Insulin resistance is a hormonal condition associated with chronically high insulin. It’s also called hyperinsulinemia, metabolic syndrome, or pre-diabetes and is a major player in many women’s health conditions, including PCOS, acne, fibroids, perimenopause, and heavy periods.
Insulin resistance also causes abdominal weight gain and is a risk factor for diabetes, cancer, osteoporosis, dementia, and heart disease.
Do you have insulin resistance? It’s time to find out.
Testing for insulin resistance
Signs and symptoms: Signs of insulin resistance include feeling hungry all the time, a tendency to reactive hypoglycemia, fatty liver, weight gain around the middle, and high blood pressure.
Blood tests: Signs of insulin resistance on a blood test include high triglycerides, low HDL, high cholesterol, high ALT, high uric acid, and high C-RP. The hormone insulin can also be tested, and high insulin indicates insulin resistance. See Metabolism Repair for Women for more information.
Waist measure: A high waist-to-hip ratio is a good indicator of insulin resistance. As a woman, your risk starts with a waist circumference of greater than 32 inches (80 cm).
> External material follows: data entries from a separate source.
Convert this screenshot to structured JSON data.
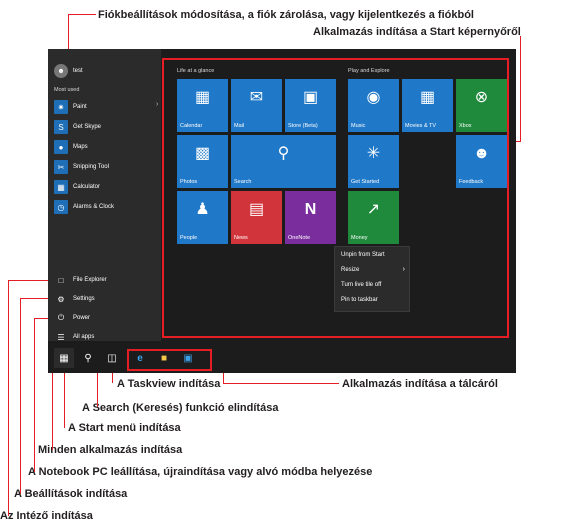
{
  "callouts": {
    "account": "Fiókbeállítások módosítása, a fiók zárolása, vagy kijelentkezés a fiókból",
    "start_screen": "Alkalmazás indítása a Start képernyőről",
    "taskview": "A Taskview indítása",
    "taskbar_apps": "Alkalmazás indítása a tálcáról",
    "search": "A Search (Keresés) funkció elindítása",
    "start_menu": "A Start menü indítása",
    "all_apps": "Minden alkalmazás indítása",
    "power": "A Notebook PC leállítása, újraindítása vagy alvó módba helyezése",
    "settings": "A Beállítások indítása",
    "explorer": "Az Intéző indítása"
  },
  "user": {
    "name": "test"
  },
  "most_used": {
    "heading": "Most used",
    "apps": [
      {
        "label": "Paint",
        "icon": "paint-icon"
      },
      {
        "label": "Get Skype",
        "icon": "skype-icon"
      },
      {
        "label": "Maps",
        "icon": "maps-icon"
      },
      {
        "label": "Snipping Tool",
        "icon": "scissors-icon"
      },
      {
        "label": "Calculator",
        "icon": "calculator-icon"
      },
      {
        "label": "Alarms & Clock",
        "icon": "alarm-clock-icon"
      }
    ]
  },
  "bottom_menu": {
    "file_explorer": "File Explorer",
    "settings": "Settings",
    "power": "Power",
    "all_apps": "All apps"
  },
  "groups": {
    "life": "Life at a glance",
    "play": "Play and Explore"
  },
  "tiles": {
    "calendar": "Calendar",
    "mail": "Mail",
    "store": "Store (Beta)",
    "photos": "Photos",
    "search": "Search",
    "people": "People",
    "news": "News",
    "onenote": "OneNote",
    "music": "Music",
    "movies": "Movies & TV",
    "xbox": "Xbox",
    "get_started": "Get Started",
    "feedback": "Feedback",
    "money": "Money"
  },
  "context_menu": {
    "unpin": "Unpin from Start",
    "resize": "Resize",
    "live_tile": "Turn live tile off",
    "pin_taskbar": "Pin to taskbar"
  },
  "colors": {
    "callout_line": "#e51d25",
    "tile_blue": "#1f78c8",
    "tile_green": "#1f8a3c",
    "tile_red": "#d1343b",
    "tile_purple": "#7a2e9e",
    "tile_light_blue": "#5aa9e6"
  }
}
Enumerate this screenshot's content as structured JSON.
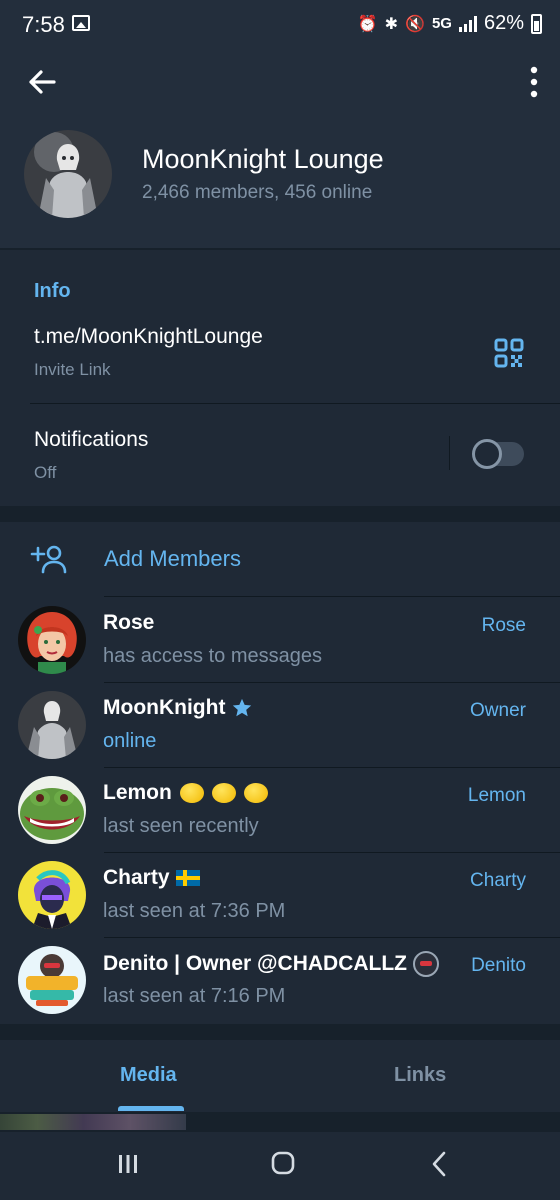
{
  "status_bar": {
    "time": "7:58",
    "network": "5G",
    "battery": "62%"
  },
  "header": {
    "title": "MoonKnight Lounge",
    "subtitle": "2,466 members, 456 online"
  },
  "info": {
    "section_title": "Info",
    "invite_link": "t.me/MoonKnightLounge",
    "invite_label": "Invite Link",
    "notifications_title": "Notifications",
    "notifications_status": "Off",
    "notifications_enabled": false
  },
  "add_members": {
    "label": "Add Members"
  },
  "members": [
    {
      "name": "Rose",
      "status": "has access to messages",
      "role": "Rose"
    },
    {
      "name": "MoonKnight",
      "status": "online",
      "role": "Owner"
    },
    {
      "name": "Lemon",
      "status": "last seen recently",
      "role": "Lemon"
    },
    {
      "name": "Charty",
      "status": "last seen at 7:36 PM",
      "role": "Charty"
    },
    {
      "name": "Denito | Owner @CHADCALLZ",
      "status": "last seen at 7:16 PM",
      "role": "Denito"
    }
  ],
  "tabs": {
    "media": "Media",
    "links": "Links"
  },
  "colors": {
    "accent": "#64b5ef",
    "background": "#17212b",
    "card": "#1f2936",
    "secondary_text": "#7f91a4"
  }
}
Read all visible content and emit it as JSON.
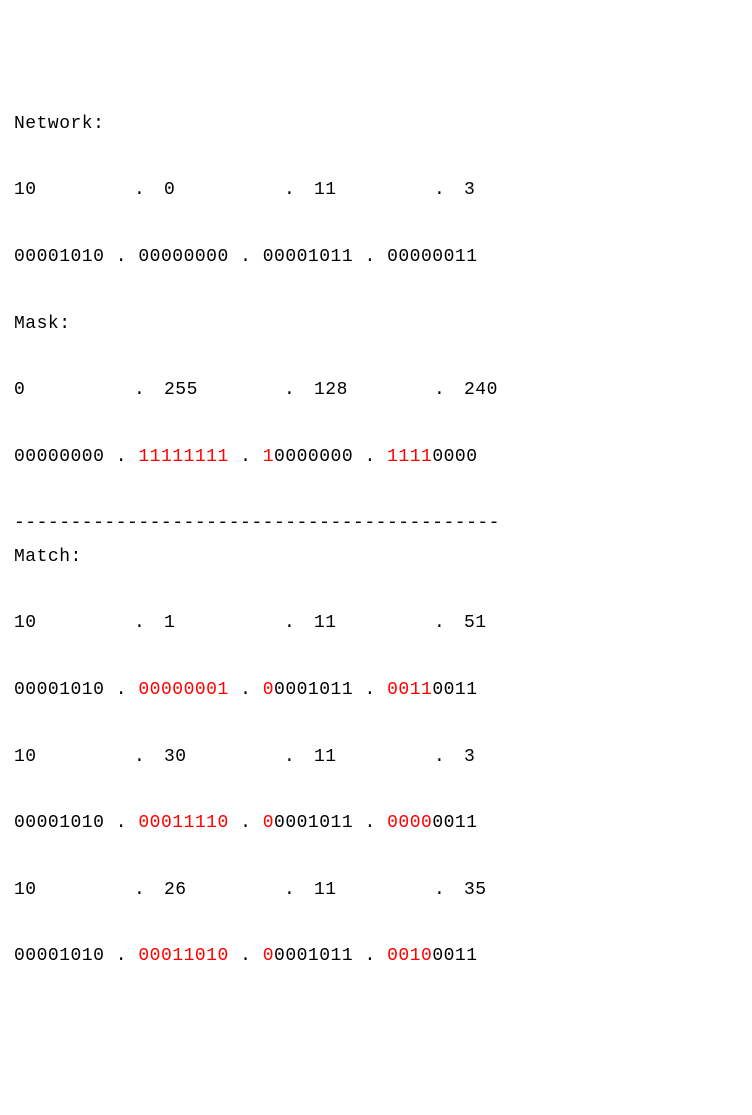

💡Tip: You don’t have to be overweight to have insulin resistance. You can have a normal BMI and still have elevated insulin.
How to reverse insulin resistance
Avoid sweet drinks
High-dose fructose can induce fatty liver and insulin resistance. So, a simple strategy is to shelter from fruit juice (or other sweet drinks), desserts, or dessert-like foods. That means no sweetened yogurt, no granola bars, no date balls, no agave, or other “natural sugar” healthy desserts.
Supplement magnesium
Magnesium deficiency is a significant contributor to insulin resistance. Fortunately, taking magnesium can improve insulin sensitivity.
Magnesium has many nice side benefits, including regulating the HPA (adrenal) axis, improving sleep, supporting progesterone, curbing sugar cravings, and reducing inflammation. Read 8 ways magnesium rescues hormones. It combines well with taurine, an amino acid that improves insulin sensitivity.
Maintain a healthy circadian rhythm and sleep
Circadian rhythm, or the body clock, has a profound effect on glucose metabolism. Whole-body insulin sensitivity and dysregulation of circadian rhythm are contributing causes of insulin resistance. The best way to support circadian rhythm is to maintain regular diurnal patterns of eating and light exposure, such as protein and bright light in the morning, followed by rest and dim light in the evening. Maintaining a healthy circadian rhythm can also promote better sleep, another important strategy for maintaining healthy insulin levels.
Move your body
Exercise or movement improves insulin sensitivity in the muscles by increasing the number of mitochondria, which are the powerhouses of the cell and turn food into energy. Building healthy muscle also requires sufficient dietary protein.
💡 Tip: Certain types of hormonal birth control can cause or worsen insulin resistance.